Das Sterben der Silberfüchse

Von Wolfgang Körner (2006-10-08; 13:11)

Dieser Tage feierte sich der Buchhandel einmal mehr in der Banken- und Goethestadt Frankfurt am Main. Die großen Verlagsgruppen beeindruckten mit dem Design und der Größe ihrer Messestände mehr als mit ihren Programmen, die - seltene Ausnahmen bestätigen auch hier die Regel - austauschbar und flach geworden sind. "Produziert mehr Scheiße, Millionen Fliegen können sich nicht irren", scheint zum Motto der großen Häuser geworden zu sein. Man kann es den Produktmanagern nicht einmal verübeln, denn auch sie unterliegen dem Diktat von Umsatzvorgaben, an deren Erfüllung sie gemessen werden.

Für die mittelgroßen und kleinen, noch selbständigen Verlage werden die Chancen, für einen Titel Aufmerksamkeit und Interesse zu wecken, immer geringer. Die 1A-Lagen der Groß- und Mittelstädte wurden von Großbuchhändlern erobert, deren Einkaufssysteme nur noch ausweisen, in welchem Umfang ein Titel gekauft wird. Eigenwillige, ungewöhnliche und neue Literatur, für die sich zu allen Zeiten nur wenige Leser interessierten, wird im Buchkaufhaus nicht mehr angeboten, sondern nur noch auf Kundenwunsch beim Großisten oder direkt beim Verlag bestellt.

Die unabhängigen mittelgroßen und kleinen Buchhandlungen, bei denen die Programmvorschauen der Verlage noch gelesen und Verlagsvertreter noch empfangen werden, geraten so immer mehr an den Rand. In vielen Städten sind sie inzwischen verschwunden. Der kleine Buchhändler mit drei oder vier Angestellten war gut beraten, wenn er sein Geschäft aufgab, bevor ihm ein vorläufiger Insolvenzverwalter den Ladenschlüssel abnahm.

Ungeachtet dessen wird noch immer so getan, als ginge es dem Buchhandel insgesamt blendend. Die Eröffnung der Buchmesse ist ein feierlicher Staatsakt, bei dem in jedem Jahr erneut Macht und Bedeutung des Geistes beschworen werden.Alle machen mit. In jedem Jahr riskieren daher auch viele Zeitungen während der Messezeit eine Literaturbeilage im Umfang ihrer wöchentlichen Sportberichterstattung. Das wiederholen sie vielfach in der Vorweihnachtszeit.
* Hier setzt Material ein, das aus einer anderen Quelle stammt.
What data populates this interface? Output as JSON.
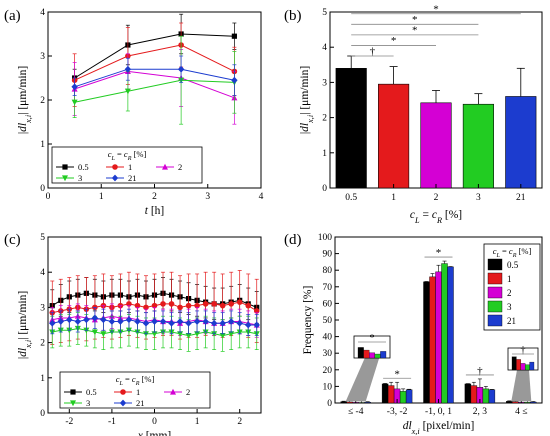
{
  "panels": {
    "a": "(a)",
    "b": "(b)",
    "c": "(c)",
    "d": "(d)"
  },
  "chart_data": [
    {
      "panel": "a",
      "type": "line",
      "xlabel": "t [h]",
      "ylabel": "|dl_x,i| [μm/min]",
      "xlim": [
        0,
        4
      ],
      "ylim": [
        0,
        4
      ],
      "xticks": [
        "0",
        "1",
        "2",
        "3",
        "4"
      ],
      "yticks": [
        "0",
        "1",
        "2",
        "3",
        "4"
      ],
      "legend_title": "c_L = c_R [%]",
      "x": [
        0.5,
        1.5,
        2.5,
        3.5
      ],
      "series": [
        {
          "name": "0.5",
          "color": "#000000",
          "marker": "square",
          "values": [
            2.5,
            3.25,
            3.5,
            3.45
          ],
          "err": [
            0.2,
            0.45,
            0.45,
            0.3
          ]
        },
        {
          "name": "1",
          "color": "#e41a1c",
          "marker": "circle",
          "values": [
            2.45,
            3.0,
            3.25,
            2.65
          ],
          "err": [
            0.6,
            0.65,
            0.5,
            0.55
          ]
        },
        {
          "name": "2",
          "color": "#d400d4",
          "marker": "tri-up",
          "values": [
            2.25,
            2.65,
            2.5,
            2.05
          ],
          "err": [
            0.6,
            0.4,
            0.65,
            0.6
          ]
        },
        {
          "name": "3",
          "color": "#22cc22",
          "marker": "tri-down",
          "values": [
            1.95,
            2.2,
            2.45,
            2.4
          ],
          "err": [
            0.35,
            0.45,
            1.0,
            0.7
          ]
        },
        {
          "name": "21",
          "color": "#1c3ccf",
          "marker": "diamond",
          "values": [
            2.3,
            2.7,
            2.7,
            2.45
          ],
          "err": [
            0.2,
            0.25,
            0.3,
            0.35
          ]
        }
      ]
    },
    {
      "panel": "b",
      "type": "bar",
      "xlabel": "c_L = c_R [%]",
      "ylabel": "|dl_x,i| [μm/min]",
      "ylim": [
        0,
        5
      ],
      "yticks": [
        "0",
        "1",
        "2",
        "3",
        "4",
        "5"
      ],
      "categories": [
        "0.5",
        "1",
        "2",
        "3",
        "21"
      ],
      "colors": [
        "#000000",
        "#e41a1c",
        "#d400d4",
        "#22cc22",
        "#1c3ccf"
      ],
      "values": [
        3.4,
        2.95,
        2.42,
        2.38,
        2.6
      ],
      "err": [
        0.35,
        0.5,
        0.35,
        0.3,
        0.8
      ],
      "significance": [
        {
          "from": 0,
          "to": 1,
          "label": "†",
          "y": 3.75
        },
        {
          "from": 0,
          "to": 2,
          "label": "*",
          "y": 4.05
        },
        {
          "from": 0,
          "to": 3,
          "label": "*",
          "y": 4.35
        },
        {
          "from": 0,
          "to": 3,
          "label": "*",
          "y": 4.65
        },
        {
          "from": 0,
          "to": 4,
          "label": "*",
          "y": 4.95
        }
      ]
    },
    {
      "panel": "c",
      "type": "line",
      "xlabel": "x [mm]",
      "ylabel": "|dl_x,i| [μm/min]",
      "xlim": [
        -2.5,
        2.5
      ],
      "ylim": [
        0,
        5
      ],
      "xticks": [
        "-2",
        "-1",
        "0",
        "1",
        "2"
      ],
      "yticks": [
        "0",
        "1",
        "2",
        "3",
        "4",
        "5"
      ],
      "legend_title": "c_L = c_R [%]",
      "x": [
        -2.4,
        -2.2,
        -2.0,
        -1.8,
        -1.6,
        -1.4,
        -1.2,
        -1.0,
        -0.8,
        -0.6,
        -0.4,
        -0.2,
        0.0,
        0.2,
        0.4,
        0.6,
        0.8,
        1.0,
        1.2,
        1.4,
        1.6,
        1.8,
        2.0,
        2.2,
        2.4
      ],
      "series": [
        {
          "name": "0.5",
          "color": "#000000",
          "marker": "square",
          "err": 0.45,
          "values": [
            3.05,
            3.2,
            3.3,
            3.35,
            3.4,
            3.35,
            3.3,
            3.35,
            3.35,
            3.3,
            3.35,
            3.3,
            3.35,
            3.4,
            3.35,
            3.3,
            3.25,
            3.2,
            3.15,
            3.1,
            3.1,
            3.15,
            3.2,
            3.1,
            3.0
          ]
        },
        {
          "name": "1",
          "color": "#e41a1c",
          "marker": "circle",
          "err": 0.9,
          "values": [
            2.85,
            2.9,
            2.95,
            3.0,
            2.95,
            3.0,
            3.05,
            3.0,
            3.05,
            3.1,
            3.05,
            3.0,
            3.05,
            3.1,
            3.1,
            3.0,
            3.05,
            3.05,
            3.1,
            3.1,
            3.05,
            3.1,
            3.15,
            3.05,
            2.9
          ]
        },
        {
          "name": "2",
          "color": "#d400d4",
          "marker": "tri-up",
          "err": 0.35,
          "values": [
            2.65,
            2.7,
            2.7,
            2.75,
            2.7,
            2.65,
            2.7,
            2.75,
            2.7,
            2.7,
            2.65,
            2.6,
            2.65,
            2.6,
            2.6,
            2.55,
            2.6,
            2.65,
            2.6,
            2.55,
            2.55,
            2.6,
            2.6,
            2.55,
            2.5
          ]
        },
        {
          "name": "3",
          "color": "#22cc22",
          "marker": "tri-down",
          "err": 0.45,
          "values": [
            2.3,
            2.35,
            2.35,
            2.4,
            2.35,
            2.3,
            2.25,
            2.3,
            2.3,
            2.35,
            2.3,
            2.25,
            2.25,
            2.3,
            2.3,
            2.25,
            2.2,
            2.25,
            2.3,
            2.25,
            2.2,
            2.25,
            2.3,
            2.3,
            2.25
          ]
        },
        {
          "name": "21",
          "color": "#1c3ccf",
          "marker": "diamond",
          "err": 0.3,
          "values": [
            2.55,
            2.6,
            2.65,
            2.6,
            2.65,
            2.7,
            2.65,
            2.6,
            2.6,
            2.65,
            2.6,
            2.55,
            2.6,
            2.6,
            2.55,
            2.6,
            2.55,
            2.6,
            2.6,
            2.55,
            2.55,
            2.6,
            2.55,
            2.5,
            2.5
          ]
        }
      ]
    },
    {
      "panel": "d",
      "type": "bar",
      "xlabel": "dl_x,i [pixel/min]",
      "ylabel": "Frequency [%]",
      "ylim": [
        0,
        100
      ],
      "yticks": [
        "0",
        "10",
        "20",
        "30",
        "40",
        "50",
        "60",
        "70",
        "80",
        "90",
        "100"
      ],
      "categories": [
        "≤ -4",
        "-3, -2",
        "-1, 0, 1",
        "2, 3",
        "4 ≤"
      ],
      "legend_title": "c_L = c_R [%]",
      "series": [
        {
          "name": "0.5",
          "color": "#000000",
          "values": [
            0.8,
            11.5,
            73,
            11.5,
            1.0
          ]
        },
        {
          "name": "1",
          "color": "#e41a1c",
          "values": [
            0.6,
            10.5,
            76,
            10.5,
            0.8
          ]
        },
        {
          "name": "2",
          "color": "#d400d4",
          "values": [
            0.4,
            8.5,
            79,
            9.5,
            0.5
          ]
        },
        {
          "name": "3",
          "color": "#22cc22",
          "values": [
            0.3,
            7.0,
            84,
            8.5,
            0.4
          ]
        },
        {
          "name": "21",
          "color": "#1c3ccf",
          "values": [
            0.5,
            8.0,
            82,
            8.0,
            0.6
          ]
        }
      ],
      "err": [
        [
          0.3,
          0.3,
          0.2,
          0.2,
          0.3
        ],
        [
          2,
          2,
          2,
          2,
          2.5
        ],
        [
          4,
          4,
          4,
          5,
          4
        ],
        [
          2,
          1.5,
          1.5,
          1.5,
          1.5
        ],
        [
          0.3,
          0.3,
          0.2,
          0.2,
          0.3
        ]
      ],
      "annotations": [
        {
          "category": 0,
          "label": "*"
        },
        {
          "category": 1,
          "label": "*"
        },
        {
          "category": 2,
          "label": "*"
        },
        {
          "category": 3,
          "label": "†"
        },
        {
          "category": 4,
          "label": "†"
        }
      ]
    }
  ]
}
Kann das davon ablenken, daß Bücher ansonsten nur noch gelegentlich besprochen werden, weil die von Verlagen in unsäglichem Optimismus kostenlos versendeten Rezensionsstücke für die Weihnachtstombola der Redaktion benötigt werden? Und was die Auswahl der Titel für die Literaturbeilagen betrifft, so handelt es sich um Bücher aus jenen Verlagen, die sich noch Anzeigen leisten können und damit die Literaturbeilagen bezahlen.

Dessen ungeachtet ermöglicht es die wunderbare Kunst der Statistiker, der immer wieder zufriedenen Buchbranche geringe Steigerungen des Gesamtumsatzes zu verkünden. Mit welchen Titeln überhaupt noch nennenswerte Umsätze erzielt werden, verschweigt des Redners Höflichkeit. Mal füllt Zaubermeister Harry Potter die Kassen, mal Vergeßlichkeitsmeister Günter Grass.

Selten genug, daß ein junger Autor den Mut hat, die Welt zu vermessen, und wenn er damit – verdienten - Erfolg hat, dann meist nur, wenn er so klug ist, seine Figuren im 18. Jahrhundert anzusiedeln und sie den Schnee von vorgestern schaufeln zu lassen. Sogar attraktive Autorinnen, die ihre Prosa dem ewigen Tanz der Geschlechter und den daraus resultierenden Traumata abgewinnen, tanzen damit auf dem Buchmarkt meist nur einen Sommer.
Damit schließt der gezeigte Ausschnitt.